Rising fuel prices, resulting in less driving, may very well be a reason for the decline in traffic deaths, as recent reports have suggested. But a new report shows that something more may be at play — a major shift in driving behavior.

Changes in gasoline sales and miles driven cannot fully explain the reduction in motor vehicle fatalities, says Michael Sivak, research professor and head of the Human Factors Division at the U-M Transportation Research Institute.

While the decline in traffic deaths has outpaced the drop in gas sales and number of miles driven since at least last year, the change especially has been noticeable since this spring.

Motor vehicle deaths plummeted 22 percent in March and 18 percent in April, while gas sales decreased about 3 percent and 1 percent and estimated miles driven fell roughly 4 percent and 2 percent for each of those months. The data are based on year-to-year percentage changes and are not yet available for May and June.

"Should the March and April trends continue, the 2008 annual fatalities would drop to under 40,000 for the first time since 1961," Sivak says.

There are several possible explanations, he says.

First, the reduction in distance driven, albeit smaller than the drop in traffic deaths, might have been disproportionately greater for more risky driving conditions. For example, the reduction in miles driven on rural roads — the more risky roads — for March and April was greater than the reduction on urban roads (-4 percent vs. -2.6 percent).

Second, since the increasing cost of gas might have significantly decreased the amount of driving for people with less income, such as teenagers and the elderly, this high-crash rate group is experiencing fewer accidents.

Third, motorists may be driving slower to save gas. It could be that the safety benefits of driving slower are proportionally greater than the fuel-economy benefits, Sivak says.

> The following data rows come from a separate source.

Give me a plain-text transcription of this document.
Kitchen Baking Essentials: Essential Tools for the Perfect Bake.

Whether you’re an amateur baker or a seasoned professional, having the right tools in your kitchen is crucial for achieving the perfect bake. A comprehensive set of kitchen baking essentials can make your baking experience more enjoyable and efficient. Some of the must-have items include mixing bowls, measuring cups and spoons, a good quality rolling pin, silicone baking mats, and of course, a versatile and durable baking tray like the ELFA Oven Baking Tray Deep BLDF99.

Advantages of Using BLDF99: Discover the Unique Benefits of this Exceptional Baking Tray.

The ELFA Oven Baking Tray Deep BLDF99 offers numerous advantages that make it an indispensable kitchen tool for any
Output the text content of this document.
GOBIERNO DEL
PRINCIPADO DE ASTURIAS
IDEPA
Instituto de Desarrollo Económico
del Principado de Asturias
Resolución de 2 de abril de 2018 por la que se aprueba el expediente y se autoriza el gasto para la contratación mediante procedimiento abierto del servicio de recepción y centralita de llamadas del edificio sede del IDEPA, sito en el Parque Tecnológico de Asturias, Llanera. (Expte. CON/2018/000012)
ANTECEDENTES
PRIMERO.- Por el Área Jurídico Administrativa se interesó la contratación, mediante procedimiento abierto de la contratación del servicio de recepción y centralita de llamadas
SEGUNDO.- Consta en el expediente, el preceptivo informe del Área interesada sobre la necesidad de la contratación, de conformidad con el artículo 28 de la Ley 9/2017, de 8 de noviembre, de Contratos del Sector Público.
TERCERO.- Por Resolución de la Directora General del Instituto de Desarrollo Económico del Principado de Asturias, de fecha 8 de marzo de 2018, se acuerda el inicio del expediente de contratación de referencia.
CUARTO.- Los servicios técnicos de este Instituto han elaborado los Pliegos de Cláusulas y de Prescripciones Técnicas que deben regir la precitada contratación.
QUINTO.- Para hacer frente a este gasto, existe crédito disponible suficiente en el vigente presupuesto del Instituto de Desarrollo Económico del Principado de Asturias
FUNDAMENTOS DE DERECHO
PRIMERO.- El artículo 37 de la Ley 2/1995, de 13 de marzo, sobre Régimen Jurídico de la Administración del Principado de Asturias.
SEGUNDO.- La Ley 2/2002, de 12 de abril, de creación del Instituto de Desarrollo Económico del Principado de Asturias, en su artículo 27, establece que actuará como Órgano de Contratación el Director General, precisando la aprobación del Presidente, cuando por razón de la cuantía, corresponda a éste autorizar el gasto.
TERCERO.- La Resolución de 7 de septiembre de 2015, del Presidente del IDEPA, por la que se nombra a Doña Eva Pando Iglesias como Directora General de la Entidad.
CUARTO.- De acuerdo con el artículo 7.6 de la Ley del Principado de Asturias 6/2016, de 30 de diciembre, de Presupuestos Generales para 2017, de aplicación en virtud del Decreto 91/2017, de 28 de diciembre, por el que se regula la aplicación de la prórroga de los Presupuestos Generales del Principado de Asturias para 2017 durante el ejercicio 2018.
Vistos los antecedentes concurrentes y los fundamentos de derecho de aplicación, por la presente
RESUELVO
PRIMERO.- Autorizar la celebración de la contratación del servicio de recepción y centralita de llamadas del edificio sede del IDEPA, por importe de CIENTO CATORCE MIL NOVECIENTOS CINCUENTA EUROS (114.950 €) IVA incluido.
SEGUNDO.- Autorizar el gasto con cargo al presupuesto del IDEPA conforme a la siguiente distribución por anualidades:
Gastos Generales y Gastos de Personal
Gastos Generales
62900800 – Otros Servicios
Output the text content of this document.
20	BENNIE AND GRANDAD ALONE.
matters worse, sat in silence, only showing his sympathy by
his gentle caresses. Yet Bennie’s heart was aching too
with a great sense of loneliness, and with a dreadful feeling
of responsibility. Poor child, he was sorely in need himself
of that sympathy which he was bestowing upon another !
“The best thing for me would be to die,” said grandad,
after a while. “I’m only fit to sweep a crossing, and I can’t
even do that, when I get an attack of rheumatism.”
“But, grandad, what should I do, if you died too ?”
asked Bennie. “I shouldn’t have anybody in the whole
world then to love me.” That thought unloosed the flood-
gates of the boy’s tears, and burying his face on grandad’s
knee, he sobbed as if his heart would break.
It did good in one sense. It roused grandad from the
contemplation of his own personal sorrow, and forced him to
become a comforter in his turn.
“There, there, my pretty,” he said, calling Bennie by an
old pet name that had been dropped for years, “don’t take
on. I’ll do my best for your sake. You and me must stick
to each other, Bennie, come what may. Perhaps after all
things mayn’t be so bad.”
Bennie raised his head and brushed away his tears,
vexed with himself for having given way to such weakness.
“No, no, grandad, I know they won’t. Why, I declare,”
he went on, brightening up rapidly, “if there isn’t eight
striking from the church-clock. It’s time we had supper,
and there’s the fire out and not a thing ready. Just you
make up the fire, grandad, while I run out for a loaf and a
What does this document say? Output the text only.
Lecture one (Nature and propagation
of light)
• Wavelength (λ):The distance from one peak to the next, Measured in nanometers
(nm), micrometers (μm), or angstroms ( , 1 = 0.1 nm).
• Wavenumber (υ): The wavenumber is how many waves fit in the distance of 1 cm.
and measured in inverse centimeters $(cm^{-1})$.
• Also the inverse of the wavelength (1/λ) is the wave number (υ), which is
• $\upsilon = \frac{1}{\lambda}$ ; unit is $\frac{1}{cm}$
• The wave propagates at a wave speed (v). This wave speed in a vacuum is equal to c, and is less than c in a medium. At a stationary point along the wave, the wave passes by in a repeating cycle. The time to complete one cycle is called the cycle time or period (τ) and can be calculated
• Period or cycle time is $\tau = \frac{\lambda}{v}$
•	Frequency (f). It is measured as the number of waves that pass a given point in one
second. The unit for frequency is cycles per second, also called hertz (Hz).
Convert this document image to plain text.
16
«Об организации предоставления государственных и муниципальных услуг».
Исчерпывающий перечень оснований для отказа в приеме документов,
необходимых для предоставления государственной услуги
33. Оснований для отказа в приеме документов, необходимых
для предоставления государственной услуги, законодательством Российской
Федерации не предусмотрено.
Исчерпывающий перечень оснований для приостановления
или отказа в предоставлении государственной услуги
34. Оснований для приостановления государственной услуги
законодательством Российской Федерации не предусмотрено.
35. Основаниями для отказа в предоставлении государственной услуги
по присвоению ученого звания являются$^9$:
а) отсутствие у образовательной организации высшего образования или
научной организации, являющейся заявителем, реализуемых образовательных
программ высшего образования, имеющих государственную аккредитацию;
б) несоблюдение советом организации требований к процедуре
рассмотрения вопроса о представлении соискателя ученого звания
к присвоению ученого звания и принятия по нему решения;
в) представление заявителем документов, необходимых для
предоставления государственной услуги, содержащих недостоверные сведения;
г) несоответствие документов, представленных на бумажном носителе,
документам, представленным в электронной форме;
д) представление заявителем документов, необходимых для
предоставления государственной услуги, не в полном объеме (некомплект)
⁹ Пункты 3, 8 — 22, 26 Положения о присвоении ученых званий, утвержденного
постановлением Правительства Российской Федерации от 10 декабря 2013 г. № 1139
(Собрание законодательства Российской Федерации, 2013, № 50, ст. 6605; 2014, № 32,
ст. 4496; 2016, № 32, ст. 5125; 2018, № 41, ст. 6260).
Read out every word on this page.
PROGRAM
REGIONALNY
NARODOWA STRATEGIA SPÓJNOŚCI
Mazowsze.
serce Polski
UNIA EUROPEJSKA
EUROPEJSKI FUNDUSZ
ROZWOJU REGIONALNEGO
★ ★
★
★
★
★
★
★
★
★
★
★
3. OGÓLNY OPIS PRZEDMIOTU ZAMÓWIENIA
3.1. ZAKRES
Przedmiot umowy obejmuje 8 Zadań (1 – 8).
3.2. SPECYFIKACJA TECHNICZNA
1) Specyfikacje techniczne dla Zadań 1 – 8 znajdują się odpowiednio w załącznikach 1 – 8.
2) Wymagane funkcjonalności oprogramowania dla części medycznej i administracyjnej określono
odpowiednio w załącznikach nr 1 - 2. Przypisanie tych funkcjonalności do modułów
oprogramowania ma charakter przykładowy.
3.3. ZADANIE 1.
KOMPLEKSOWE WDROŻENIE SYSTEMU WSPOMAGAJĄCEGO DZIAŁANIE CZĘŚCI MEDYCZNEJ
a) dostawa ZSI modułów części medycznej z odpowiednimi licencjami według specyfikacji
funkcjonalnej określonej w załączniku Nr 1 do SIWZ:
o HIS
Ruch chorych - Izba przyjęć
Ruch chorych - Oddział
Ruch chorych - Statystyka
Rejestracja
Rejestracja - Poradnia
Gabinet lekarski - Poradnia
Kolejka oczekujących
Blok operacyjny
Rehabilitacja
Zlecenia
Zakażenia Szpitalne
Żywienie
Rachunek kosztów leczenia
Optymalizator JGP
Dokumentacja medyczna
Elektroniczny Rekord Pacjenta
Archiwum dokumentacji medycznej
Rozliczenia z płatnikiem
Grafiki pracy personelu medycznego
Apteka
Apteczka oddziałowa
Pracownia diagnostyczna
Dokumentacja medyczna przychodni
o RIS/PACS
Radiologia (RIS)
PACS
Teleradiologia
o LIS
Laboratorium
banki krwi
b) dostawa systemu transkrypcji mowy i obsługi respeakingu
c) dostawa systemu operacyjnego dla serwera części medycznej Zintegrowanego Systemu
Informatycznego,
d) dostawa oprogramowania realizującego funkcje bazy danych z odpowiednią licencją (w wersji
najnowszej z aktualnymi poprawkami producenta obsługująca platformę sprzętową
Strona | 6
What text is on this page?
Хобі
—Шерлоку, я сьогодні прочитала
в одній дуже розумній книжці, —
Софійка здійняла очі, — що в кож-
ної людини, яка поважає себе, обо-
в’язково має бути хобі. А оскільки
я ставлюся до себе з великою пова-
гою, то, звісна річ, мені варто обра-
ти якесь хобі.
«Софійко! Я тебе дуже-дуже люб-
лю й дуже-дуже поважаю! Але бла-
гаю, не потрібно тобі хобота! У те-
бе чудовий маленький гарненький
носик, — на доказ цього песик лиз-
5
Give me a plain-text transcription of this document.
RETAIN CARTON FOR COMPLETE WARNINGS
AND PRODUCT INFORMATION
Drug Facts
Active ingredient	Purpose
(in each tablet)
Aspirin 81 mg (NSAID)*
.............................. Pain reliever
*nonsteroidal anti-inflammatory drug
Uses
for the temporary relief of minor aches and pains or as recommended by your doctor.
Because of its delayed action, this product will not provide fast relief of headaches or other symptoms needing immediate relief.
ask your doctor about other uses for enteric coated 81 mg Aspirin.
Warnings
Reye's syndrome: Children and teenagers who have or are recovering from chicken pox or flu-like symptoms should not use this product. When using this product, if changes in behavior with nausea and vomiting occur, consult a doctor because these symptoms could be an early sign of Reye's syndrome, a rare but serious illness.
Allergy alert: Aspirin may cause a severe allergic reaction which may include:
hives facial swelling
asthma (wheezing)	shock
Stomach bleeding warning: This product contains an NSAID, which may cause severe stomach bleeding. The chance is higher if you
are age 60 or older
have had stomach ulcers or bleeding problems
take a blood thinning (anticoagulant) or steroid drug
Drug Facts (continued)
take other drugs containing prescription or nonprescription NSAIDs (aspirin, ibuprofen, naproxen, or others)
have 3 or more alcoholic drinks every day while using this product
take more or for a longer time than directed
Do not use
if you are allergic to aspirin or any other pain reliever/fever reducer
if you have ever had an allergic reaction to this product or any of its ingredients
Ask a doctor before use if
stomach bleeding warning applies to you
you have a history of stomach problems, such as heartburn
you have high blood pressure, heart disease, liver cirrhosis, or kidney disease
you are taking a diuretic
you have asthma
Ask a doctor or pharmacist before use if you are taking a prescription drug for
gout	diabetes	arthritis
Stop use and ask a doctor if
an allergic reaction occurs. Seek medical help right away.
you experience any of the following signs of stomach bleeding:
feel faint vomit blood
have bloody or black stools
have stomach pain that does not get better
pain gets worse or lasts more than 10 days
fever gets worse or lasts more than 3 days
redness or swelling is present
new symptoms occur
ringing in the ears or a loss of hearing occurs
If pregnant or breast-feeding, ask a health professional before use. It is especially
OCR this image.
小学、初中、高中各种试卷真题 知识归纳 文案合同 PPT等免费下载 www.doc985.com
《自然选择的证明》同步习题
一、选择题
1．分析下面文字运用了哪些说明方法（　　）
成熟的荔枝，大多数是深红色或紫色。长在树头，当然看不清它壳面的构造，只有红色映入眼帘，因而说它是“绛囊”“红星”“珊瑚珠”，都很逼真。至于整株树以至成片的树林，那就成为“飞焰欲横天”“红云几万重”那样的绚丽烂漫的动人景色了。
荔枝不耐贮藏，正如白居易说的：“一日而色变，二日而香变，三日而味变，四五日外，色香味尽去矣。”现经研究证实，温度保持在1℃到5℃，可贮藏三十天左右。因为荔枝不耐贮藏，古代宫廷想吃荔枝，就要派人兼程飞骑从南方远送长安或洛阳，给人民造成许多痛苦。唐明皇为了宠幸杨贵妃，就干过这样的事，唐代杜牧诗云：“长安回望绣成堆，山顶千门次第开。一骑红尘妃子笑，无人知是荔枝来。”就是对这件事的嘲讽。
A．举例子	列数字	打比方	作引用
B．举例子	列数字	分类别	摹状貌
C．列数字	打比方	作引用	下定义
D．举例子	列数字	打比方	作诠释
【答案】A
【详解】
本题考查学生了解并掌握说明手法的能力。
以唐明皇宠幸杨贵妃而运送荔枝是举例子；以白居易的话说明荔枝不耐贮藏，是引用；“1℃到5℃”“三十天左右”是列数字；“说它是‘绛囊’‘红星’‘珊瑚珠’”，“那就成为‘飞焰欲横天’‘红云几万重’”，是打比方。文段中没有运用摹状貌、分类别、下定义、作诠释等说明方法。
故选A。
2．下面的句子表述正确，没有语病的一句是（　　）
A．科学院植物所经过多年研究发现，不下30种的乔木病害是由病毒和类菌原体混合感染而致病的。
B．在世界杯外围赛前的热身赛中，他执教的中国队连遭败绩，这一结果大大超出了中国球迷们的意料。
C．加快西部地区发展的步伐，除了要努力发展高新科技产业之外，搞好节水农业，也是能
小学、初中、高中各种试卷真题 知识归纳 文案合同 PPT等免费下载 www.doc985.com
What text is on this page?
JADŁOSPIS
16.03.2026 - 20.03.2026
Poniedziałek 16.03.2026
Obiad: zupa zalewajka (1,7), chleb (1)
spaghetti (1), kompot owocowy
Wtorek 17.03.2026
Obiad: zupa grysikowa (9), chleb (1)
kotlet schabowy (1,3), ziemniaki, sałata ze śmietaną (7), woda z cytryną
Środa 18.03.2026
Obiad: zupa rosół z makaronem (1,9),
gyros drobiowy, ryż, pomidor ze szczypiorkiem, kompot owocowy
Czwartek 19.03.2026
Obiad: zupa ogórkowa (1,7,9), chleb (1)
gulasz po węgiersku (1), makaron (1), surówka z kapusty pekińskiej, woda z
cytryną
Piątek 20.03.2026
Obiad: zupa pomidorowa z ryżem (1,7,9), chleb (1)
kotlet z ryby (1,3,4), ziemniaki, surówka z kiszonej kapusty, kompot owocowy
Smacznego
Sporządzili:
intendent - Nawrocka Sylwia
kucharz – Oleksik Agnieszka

The reduction of driving on rural roads — where speeds are generally faster than on urban roads — also tends to decrease the overall speed profile, he adds.

"It appears that the increased cost of gasoline has finally begun to influence driver behavior both in terms of the amount and type of driving," Sivak says. "Consequently, one of the indirect benefits of the increased cost of gasoline — in addition to, for example, a reduction in emitted CO2 — is likely to be a decrease in motor vehicle fatalities."